City officials are expanding an education partnership with Microsoft that focuses on training low-income kids and young adults to use technology, with new programs focused on big data and artificial intelligence.
The expansion is part of the “Internet of Things” alliance between Microsoft and Mayor Sylvester Turner’s administration, launched in May 2018. Microsoft’s new program, called Accelerate: Houston, will provide digital skills instruction in Houston schools, such as LinkedIn workshops and wide-ranging DigiCamps.
“This means Houston will boldly lead United States cities in adapting new technologies to create economic opportunities, close equity gaps and enhance quality of life,” said Turner, who has sought to position Houston as a more attractive site for tech companies and entrepreneurs.
Microsoft officials said they are putting $1 million into programs “that support social entrepreneurship and other initiatives” at Rice University’s Ion Innovation District as part of the expansion, though the company has yet to announce a total price tag for the new programs.
As part of Accelerate: Houston, Microsoft also is training K-12 and college educators on using technology in the classroom, and providing digital literacy workshops and “other development training” for veterans and people who are transitioning jobs.

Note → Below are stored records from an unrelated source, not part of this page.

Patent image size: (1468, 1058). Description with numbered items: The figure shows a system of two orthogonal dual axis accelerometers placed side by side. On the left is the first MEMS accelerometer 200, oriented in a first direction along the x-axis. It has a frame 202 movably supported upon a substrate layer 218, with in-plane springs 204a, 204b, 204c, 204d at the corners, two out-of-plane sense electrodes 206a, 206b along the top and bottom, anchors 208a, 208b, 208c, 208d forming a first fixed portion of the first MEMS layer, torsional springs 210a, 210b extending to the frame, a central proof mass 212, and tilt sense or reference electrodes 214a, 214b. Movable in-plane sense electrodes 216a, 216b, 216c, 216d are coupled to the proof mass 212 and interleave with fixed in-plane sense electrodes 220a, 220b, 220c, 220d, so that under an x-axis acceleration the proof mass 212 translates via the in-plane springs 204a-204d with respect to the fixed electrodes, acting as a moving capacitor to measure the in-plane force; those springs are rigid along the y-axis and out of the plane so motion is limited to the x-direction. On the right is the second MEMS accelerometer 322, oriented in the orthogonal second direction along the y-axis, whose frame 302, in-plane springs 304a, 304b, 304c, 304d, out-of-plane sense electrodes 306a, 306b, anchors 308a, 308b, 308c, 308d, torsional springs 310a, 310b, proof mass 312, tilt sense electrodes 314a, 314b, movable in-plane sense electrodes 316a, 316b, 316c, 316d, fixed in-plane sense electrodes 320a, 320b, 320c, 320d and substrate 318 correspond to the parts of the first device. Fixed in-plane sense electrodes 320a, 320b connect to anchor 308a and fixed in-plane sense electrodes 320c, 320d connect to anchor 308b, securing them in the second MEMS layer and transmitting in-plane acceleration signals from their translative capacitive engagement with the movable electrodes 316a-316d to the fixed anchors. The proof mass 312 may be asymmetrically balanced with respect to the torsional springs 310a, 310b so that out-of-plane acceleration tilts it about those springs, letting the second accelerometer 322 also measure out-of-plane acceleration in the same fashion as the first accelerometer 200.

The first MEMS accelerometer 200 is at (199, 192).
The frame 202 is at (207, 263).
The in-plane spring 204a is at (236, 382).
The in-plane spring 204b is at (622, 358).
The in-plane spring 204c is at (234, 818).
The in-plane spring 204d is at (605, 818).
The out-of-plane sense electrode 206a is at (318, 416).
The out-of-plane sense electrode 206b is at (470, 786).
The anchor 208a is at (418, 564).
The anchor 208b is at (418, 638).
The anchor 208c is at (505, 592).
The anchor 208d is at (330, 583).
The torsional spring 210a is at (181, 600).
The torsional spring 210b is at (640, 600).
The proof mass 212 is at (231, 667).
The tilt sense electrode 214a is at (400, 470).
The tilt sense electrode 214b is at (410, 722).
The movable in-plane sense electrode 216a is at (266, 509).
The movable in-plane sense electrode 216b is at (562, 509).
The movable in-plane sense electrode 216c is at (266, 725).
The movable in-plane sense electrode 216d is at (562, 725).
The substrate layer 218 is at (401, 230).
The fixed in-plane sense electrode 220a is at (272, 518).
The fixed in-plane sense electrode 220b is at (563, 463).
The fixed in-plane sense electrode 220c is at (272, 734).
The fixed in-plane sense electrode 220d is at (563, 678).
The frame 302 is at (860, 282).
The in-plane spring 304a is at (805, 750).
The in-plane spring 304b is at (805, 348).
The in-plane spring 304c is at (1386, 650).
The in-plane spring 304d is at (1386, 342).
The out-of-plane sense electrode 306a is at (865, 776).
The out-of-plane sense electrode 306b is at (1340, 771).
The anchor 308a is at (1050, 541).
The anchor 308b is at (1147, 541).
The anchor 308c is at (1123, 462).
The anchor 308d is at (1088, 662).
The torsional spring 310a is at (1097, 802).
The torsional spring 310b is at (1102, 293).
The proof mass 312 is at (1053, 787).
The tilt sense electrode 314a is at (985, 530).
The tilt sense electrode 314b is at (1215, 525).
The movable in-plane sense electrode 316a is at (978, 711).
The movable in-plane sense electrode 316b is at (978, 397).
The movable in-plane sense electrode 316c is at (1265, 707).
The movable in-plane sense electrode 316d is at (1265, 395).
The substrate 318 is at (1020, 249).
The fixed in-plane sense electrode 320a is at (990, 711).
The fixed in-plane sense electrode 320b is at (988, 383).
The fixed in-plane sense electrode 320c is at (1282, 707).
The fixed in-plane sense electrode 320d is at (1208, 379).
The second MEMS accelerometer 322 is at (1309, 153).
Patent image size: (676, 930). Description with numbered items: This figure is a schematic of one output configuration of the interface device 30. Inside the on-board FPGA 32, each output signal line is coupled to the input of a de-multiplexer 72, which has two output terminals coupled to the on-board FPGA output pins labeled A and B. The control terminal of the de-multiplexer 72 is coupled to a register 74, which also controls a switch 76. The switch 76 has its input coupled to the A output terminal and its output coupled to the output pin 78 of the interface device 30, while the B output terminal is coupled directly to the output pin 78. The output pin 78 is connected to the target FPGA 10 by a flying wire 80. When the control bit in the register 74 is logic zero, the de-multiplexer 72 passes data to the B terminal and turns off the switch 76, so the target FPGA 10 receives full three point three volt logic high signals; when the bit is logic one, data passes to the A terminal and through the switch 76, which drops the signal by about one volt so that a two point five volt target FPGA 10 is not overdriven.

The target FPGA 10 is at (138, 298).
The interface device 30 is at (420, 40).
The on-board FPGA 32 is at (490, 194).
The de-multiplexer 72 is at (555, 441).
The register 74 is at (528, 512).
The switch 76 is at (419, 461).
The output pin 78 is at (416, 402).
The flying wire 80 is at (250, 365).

City officials will help coordinate the programs and work with the Brookings Institution, a Washington, D.C.-based think tank, to develop what Turner called a “comprehensive local strategy for artificial intelligence and digital transformation” aimed at preparing Houston for a “changing economic landscape.”
Turner and Microsoft officials stressed at a news conference Monday that tech programs for low-income residents are especially key during COVID-19, during which Houston schools have lost contact with tens of thousands of students.
Advocates and elected officials have expressed concerns that Black and Hispanic students disproportionately lack access to laptops or internet needed for remote classes. Houston ISD Interim Superintendent Grenita Lathan said schools within the district will participate in the Microsoft program this school year, which begins Sept. 8, though she did not say which schools would be included.
“We’ll be working with Microsoft to design the programming for the students, when they’ll get online and get started, initially in a virtual format,” Lathan said.